Sometimes it only takes a handful of brave people to stand up to the most powerful forces and change society.
Think of the young Ralph Nader taking on General Motors, remaking consumer protection laws and inspiring a generation of activists.
Think of Daniel Ellsberg leaking the Pentagon Papers, provoking the wrath of the U.S. military and eventually helping bring down the Nixon administration.
Think of Lisa Graves, executive director of Madison's own Center for Media and Democracy, which last week unleashed ALEC Exposed, a website that uncovers, in detail, the blueprint for the corporate takeover of our democracy.
What Graves, Mary Bottari, their colleagues, and the whistleblower who leaked thousands of documents to them have done is as significant - and as potentially world-changing - as those historic examples of citizens standing up to immense corporate and government power.
It's also damn courageous.
For many years, the biggest corporations in America, including Kraft, Pfizer, WalMart and AT&T, have been paying hefty dues to belong to the American Legislative Exchange Council, or ALEC, which gives them access to state legislators. The legislators, for a much smaller fee, attend conferences, receive briefings from ALEC, and get the honor of putting their names on boilerplate legislation the group drafts.
ALEC has been in the news before, but much of the nuts and bolts of how the group works was a secret. Until now.
`When Graves received a leak of thousands of pages of never-before-seen documents from someone inside ALEC, she knew she had something big.
"The importance of it was its sheer magnitude," she says. "It was the breadth and depth and duration of this extreme, reactionary and shadowy corporate effort to wrench away people's rights and extract from taxpayers profit from public institutions."
One of the many new pieces of information to emerge from the leak: Corporate members of ALEC vote on bills before they are ever taken up by state legislatures.
It's bad enough that the U.S. Supreme Court has allowed corporations to spend unlimited sums to influence elections. The revelation that corporate heads actually vote on legislation is the icing on the cake.
"The fact that politicians would go along with the notion that corporations should be voting on anything is outrageous," Graves says. "Voting is a sacred right of free people - human beings, not corporations."
Here in Wisconsin, the results of this corporate takeover of our democracy are all too evident.
ALEC legislation - privatizing the public schools, taking away collective bargaining rights, loosening environmental regulation, even suppressing the vote - got a huge boost when ALEC foot soldiers Scott Walker and the Fitzgerald brothers took power. ALEC Exposed makes clear the origins of the head-spinning, all-fronts attack on ordinary citizens we are currently enduring.

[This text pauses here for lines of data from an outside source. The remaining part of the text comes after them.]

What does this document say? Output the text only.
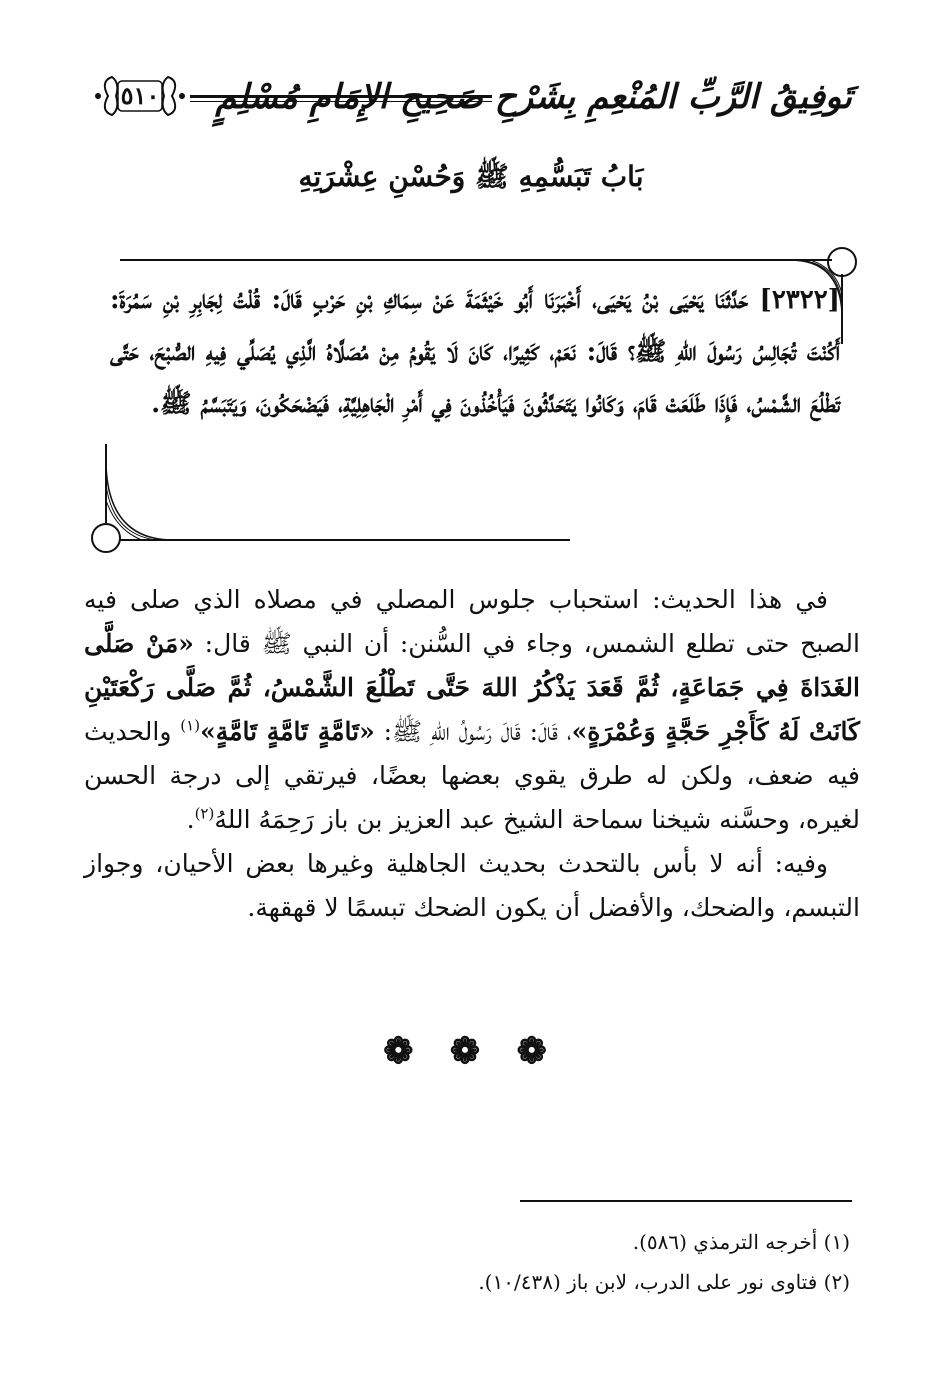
٥١٠	تَوفِيقُ الرَّبِّ المُنْعِمِ بِشَرْحِ صَحِيحِ الإِمَامِ مُسْلِمٍ
بَابُ تَبَسُّمِهِ ﷺ وَحُسْنِ عِشْرَتِهِ
[٢٣٢٢] حَدَّثَنَا يَحْيَى بْنُ يَحْيَى، أَخْبَرَنَا أَبُو خَيْثَمَةَ عَنْ سِمَاكِ بْنِ حَرْبٍ قَالَ: قُلْتُ لِجَابِرِ بْنِ سَمُرَةَ: أَكُنْتَ تُجَالِسُ رَسُولَ اللهِ ﷺ؟ قَالَ: نَعَمْ، كَثِيرًا، كَانَ لَا يَقُومُ مِنْ مُصَلَّاهُ الَّذِي يُصَلِّي فِيهِ الصُّبْحَ، حَتَّى تَطْلُعَ الشَّمْسُ، فَإِذَا طَلَعَتْ قَامَ، وَكَانُوا يَتَحَدَّثُونَ فَيَأْخُذُونَ فِي أَمْرِ الْجَاهِلِيَّةِ، فَيَضْحَكُونَ، وَيَتَبَسَّمُ ﷺ.

في هذا الحديث: استحباب جلوس المصلي في مصلاه الذي صلى فيه الصبح حتى تطلع الشمس، وجاء في السُّنن: أن النبي ﷺ قال: «مَنْ صَلَّى الغَدَاةَ فِي جَمَاعَةٍ، ثُمَّ قَعَدَ يَذْكُرُ اللهَ حَتَّى تَطْلُعَ الشَّمْسُ، ثُمَّ صَلَّى رَكْعَتَيْنِ كَانَتْ لَهُ كَأَجْرِ حَجَّةٍ وَعُمْرَةٍ»، قَالَ: قَالَ رَسُولُ اللهِ ﷺ: «تَامَّةٍ تَامَّةٍ تَامَّةٍ»$^{(١)}$ والحديث فيه ضعف، ولكن له طرق يقوي بعضها بعضًا، فيرتقي إلى درجة الحسن لغيره، وحسَّنه شيخنا سماحة الشيخ عبد العزيز بن باز رَحِمَهُ اللهُ$^{(٢)}$.

وفيه: أنه لا بأس بالتحدث بحديث الجاهلية وغيرها بعض الأحيان، وجواز التبسم، والضحك، والأفضل أن يكون الضحك تبسمًا لا قهقهة.

❁ ❁ ❁
(١) أخرجه الترمذي (٥٨٦).
(٢) فتاوى نور على الدرب، لابن باز (١٠/٤٣٨).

On ALEC Exposed, which posts and analyzes more than 800 bills produced by ALEC, the center provides text of the actual ALEC bills, information about the corporate membership of ALEC's task forces on particular issues, the names of ALEC's state chairmen, and the effects of the bills: on working people, schools, the environment, consumer rights and our democracy.
Reporters and citizens can look at bills that were introduced in their states under the names of their elected officials and trace the actual, corporate origins of these efforts.
"We know, for example, that Kraft has been the head of the task force for ALEC responsible for anti-union bills," Graves said.
It also turns out that Connections Academy, the company that runs Wisconsin's virtual charter schools and is poised to displace bricks-and-mortar public schools throughout the rural parts of the state under a new law, is the head of ALEC's task force on education.
"Some of these bills, when you look at them in isolation, maybe there's a sympathetic angle to it," Graves says. "But when you see the whole, you see that this is an effort to privatize our public institutions, block by block."
Graves took over as head of the Center for Media and Democracy in 2009. Leaving a 14-year career at the Justice Department and as chief counsel for nominations for the U.S. Senate Judiciary Committee, the UW-La Crosse grad arrived just in time to see Wisconsin become ground zero in the battle between corporations and the public interest.
She immediately took to the battlefield. As Wall Street melted down, Graves' colleague Bottari began a comprehensive website on the crimes that sank the economy: BanksterUSA. When Walker seized power, the center organized a team of reporters and analysts to cover every aspect of the crisis in Wisconsin. Center fellows like health insurance industry whistleblower Wendell Potter filled in context.
"We are seeing this winner-take-all, corporate mentality - if you win you loot," Graves says. "You take over a company and do what you want to it. That's not a legislative point of view - you have to negotiate with people. If you're in power today, they may be in power tomorrow."
Graves attributes the extreme brazenness in politics to ALEC alumni - not just Walker, but, at the federal level, John Boehner and Eric Cantor.
"This is an emboldened, extreme group that thinks they'll never lose power," she says.
Thanks to the leadership of citizens like Graves and the hardworking staff at the Center for Media and Democracy, they may have a new think coming.
Ruth Conniff is the political editor of The Progressive.